Joe glanced at the little old lady. Grandmamma, he decided.
“ . . . we all got somebody to stand by us, but Ms. Holben, she don’t. She got herself all tangled up with a sweet-talking devil like you—and we know you’re sweet-talking, ’cause Ms. Holben wouldn’t be in this fix unless you were smart enough to fool her. I told you myself, she don’t know nothing about men, and you went right out and took advantage of it.”
“Sasha—” Joe said in exasperation.
He
wasn’t the one who wouldn’t talk marriage.
“We want to know what you’re going to do about it, sucker,” Maria put in.
“Yeah!” the group said again.
“Could I say one thing here?” Joe asked.
“You make it good, boy,” Grandmamma said, and Joe tried not to grin. He’d heard of irate fathers and brothers coming to see an errant father-to-be, but never a pregnant class and a grandmother.
“Look,” he said. “I appreciate your concern. But I’m doing the best I can here.”
“What does that mean?” Sasha demanded.
“It means I’m working on it. I am. If there’s any way to get Ms. Holben to the altar, I’m trying to find it. And if I make it, you’re all invited to the wedding. Okay?” He frowned. “Who the devil is Sweet Eddie Aikens?”
“Just you never mind,” Grandmamma said. “We’re going now, and I got one piece of advice for you, boy.”
“What?” Joe said, not at all sure he wanted to know.
“You do right—or you live hard, you got that?”
“Yes, ma’am,” he said politely. “I got it.”
“Good. You can get back to work.”
“Oh, thank you.”
He stood and watched as Catherine’s supporters fitted themselves back into the Volkswagen. They must do that a lot, he thought, because they got themselves repacked without a hitch.
He didn’t dare look up, but it didn’t do him any good.
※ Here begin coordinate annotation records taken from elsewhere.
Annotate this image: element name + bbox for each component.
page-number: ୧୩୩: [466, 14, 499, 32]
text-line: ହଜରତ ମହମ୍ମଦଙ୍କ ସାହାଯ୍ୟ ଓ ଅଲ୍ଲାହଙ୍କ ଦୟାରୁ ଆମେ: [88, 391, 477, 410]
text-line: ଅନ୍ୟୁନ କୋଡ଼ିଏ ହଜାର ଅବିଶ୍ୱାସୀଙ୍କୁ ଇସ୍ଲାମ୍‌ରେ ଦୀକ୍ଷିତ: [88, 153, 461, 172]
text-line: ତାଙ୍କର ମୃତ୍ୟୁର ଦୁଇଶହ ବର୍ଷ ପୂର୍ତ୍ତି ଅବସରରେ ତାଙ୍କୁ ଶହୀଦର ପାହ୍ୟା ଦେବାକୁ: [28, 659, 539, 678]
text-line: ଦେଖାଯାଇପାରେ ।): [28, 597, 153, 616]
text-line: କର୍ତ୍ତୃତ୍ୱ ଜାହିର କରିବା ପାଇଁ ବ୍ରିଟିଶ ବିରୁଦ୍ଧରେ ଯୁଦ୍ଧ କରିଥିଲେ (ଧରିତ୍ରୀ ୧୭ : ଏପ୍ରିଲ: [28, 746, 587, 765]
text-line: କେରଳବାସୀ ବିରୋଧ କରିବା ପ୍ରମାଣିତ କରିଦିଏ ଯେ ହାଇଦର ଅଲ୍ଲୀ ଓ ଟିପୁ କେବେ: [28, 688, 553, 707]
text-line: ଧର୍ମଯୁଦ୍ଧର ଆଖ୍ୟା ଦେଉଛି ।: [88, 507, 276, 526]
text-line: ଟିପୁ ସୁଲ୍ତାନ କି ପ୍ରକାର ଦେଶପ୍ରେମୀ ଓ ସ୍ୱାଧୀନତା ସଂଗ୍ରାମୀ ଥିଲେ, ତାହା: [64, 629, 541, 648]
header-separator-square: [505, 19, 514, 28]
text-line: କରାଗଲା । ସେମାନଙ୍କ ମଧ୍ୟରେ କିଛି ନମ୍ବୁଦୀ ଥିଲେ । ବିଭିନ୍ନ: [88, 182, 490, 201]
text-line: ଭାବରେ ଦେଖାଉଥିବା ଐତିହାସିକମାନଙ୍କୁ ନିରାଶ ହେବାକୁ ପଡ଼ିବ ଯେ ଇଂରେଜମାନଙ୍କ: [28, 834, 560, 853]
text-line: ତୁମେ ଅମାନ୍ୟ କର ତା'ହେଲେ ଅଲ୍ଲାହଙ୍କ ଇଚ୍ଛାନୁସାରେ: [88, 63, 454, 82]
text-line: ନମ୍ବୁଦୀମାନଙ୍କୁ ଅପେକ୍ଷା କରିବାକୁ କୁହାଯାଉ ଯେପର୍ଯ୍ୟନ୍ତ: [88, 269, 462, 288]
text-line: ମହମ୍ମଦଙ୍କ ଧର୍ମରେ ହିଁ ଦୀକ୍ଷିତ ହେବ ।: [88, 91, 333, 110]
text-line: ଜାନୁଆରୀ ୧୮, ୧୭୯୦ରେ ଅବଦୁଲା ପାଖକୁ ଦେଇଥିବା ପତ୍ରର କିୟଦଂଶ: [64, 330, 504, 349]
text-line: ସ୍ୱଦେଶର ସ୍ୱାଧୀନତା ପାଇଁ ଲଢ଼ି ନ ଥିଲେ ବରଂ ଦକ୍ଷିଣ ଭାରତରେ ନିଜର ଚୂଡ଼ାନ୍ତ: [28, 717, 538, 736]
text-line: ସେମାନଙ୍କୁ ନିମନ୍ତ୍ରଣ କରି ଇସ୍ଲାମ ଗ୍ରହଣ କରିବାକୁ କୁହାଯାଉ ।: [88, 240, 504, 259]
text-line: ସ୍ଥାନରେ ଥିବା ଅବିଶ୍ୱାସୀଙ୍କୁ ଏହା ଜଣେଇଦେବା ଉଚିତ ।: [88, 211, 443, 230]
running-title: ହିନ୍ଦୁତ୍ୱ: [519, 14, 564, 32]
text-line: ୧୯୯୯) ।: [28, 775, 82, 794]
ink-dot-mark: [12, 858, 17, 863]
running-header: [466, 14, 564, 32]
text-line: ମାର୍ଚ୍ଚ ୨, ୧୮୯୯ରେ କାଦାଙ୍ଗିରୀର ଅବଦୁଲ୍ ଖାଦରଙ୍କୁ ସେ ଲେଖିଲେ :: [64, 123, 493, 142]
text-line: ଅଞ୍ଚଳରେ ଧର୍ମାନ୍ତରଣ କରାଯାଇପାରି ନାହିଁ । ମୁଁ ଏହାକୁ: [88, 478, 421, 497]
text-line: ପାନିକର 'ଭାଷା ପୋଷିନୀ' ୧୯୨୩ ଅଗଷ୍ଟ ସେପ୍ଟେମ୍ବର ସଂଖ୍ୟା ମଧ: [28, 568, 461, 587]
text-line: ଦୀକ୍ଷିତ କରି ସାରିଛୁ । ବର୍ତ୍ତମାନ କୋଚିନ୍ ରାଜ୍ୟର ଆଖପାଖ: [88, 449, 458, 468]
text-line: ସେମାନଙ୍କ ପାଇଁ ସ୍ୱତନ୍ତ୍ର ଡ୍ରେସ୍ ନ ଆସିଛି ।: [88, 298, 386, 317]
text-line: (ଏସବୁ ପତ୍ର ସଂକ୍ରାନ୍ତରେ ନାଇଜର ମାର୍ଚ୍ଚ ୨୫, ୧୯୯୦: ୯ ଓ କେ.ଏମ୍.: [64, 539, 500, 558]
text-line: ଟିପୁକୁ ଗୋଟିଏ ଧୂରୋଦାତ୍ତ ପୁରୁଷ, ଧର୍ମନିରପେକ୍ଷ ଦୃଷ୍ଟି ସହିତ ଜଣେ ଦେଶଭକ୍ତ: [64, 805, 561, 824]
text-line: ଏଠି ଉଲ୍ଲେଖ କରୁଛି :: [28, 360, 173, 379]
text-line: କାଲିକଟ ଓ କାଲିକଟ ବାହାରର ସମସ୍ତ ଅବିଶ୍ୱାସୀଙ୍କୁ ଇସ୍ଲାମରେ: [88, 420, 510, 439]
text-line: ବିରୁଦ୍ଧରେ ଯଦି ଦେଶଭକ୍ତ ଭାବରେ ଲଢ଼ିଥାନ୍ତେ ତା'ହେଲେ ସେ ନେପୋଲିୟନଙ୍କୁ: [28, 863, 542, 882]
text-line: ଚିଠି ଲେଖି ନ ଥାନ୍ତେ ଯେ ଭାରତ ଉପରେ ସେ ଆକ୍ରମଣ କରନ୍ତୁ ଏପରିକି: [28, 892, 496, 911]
Michael was coming down.
“What the hell was all
that
about?” he wanted to know.
“Shotgun committee,” Joe said as he walked away. “They want me to make an honest woman out of Catherine.”
“Well, if I was you, I’d do it!” Michael called after him. “I wouldn’t tangle with the one in the hat!”
“You look good,”
Fritz said. “Really good.”
He grinned down at her and straightened his tie. “Thanks.”
“How come you look so good?”
“I’m going to see Catherine.”
“You want to look good to see Catherine?” she asked incredulously.
“Yes, I want to look good to see Catherine,” he said, mimicking her tone, and she giggled.
“Can I go?”
“No way.”
“Why not?”
“Because I’m going courting, and you don’t take your kids with you when you go courting. See?”
“No.”
“Well, ask Mrs. Webber when she comes. She’ll explain it to you. She’s been married three times, and she knows all about it.”
“She doesn’t have a husband now. What happened to all Mrs. Webber’s husbands?”
He hesitated. He didn’t want to get Fritz started thinking everything was her fault again—he was worried now that she might think she was the reason things weren’t working out with Catherine. But he didn’t want to shield her from things, either. “They . . . died,” he said, but the news didn’t particularly seem to concern her.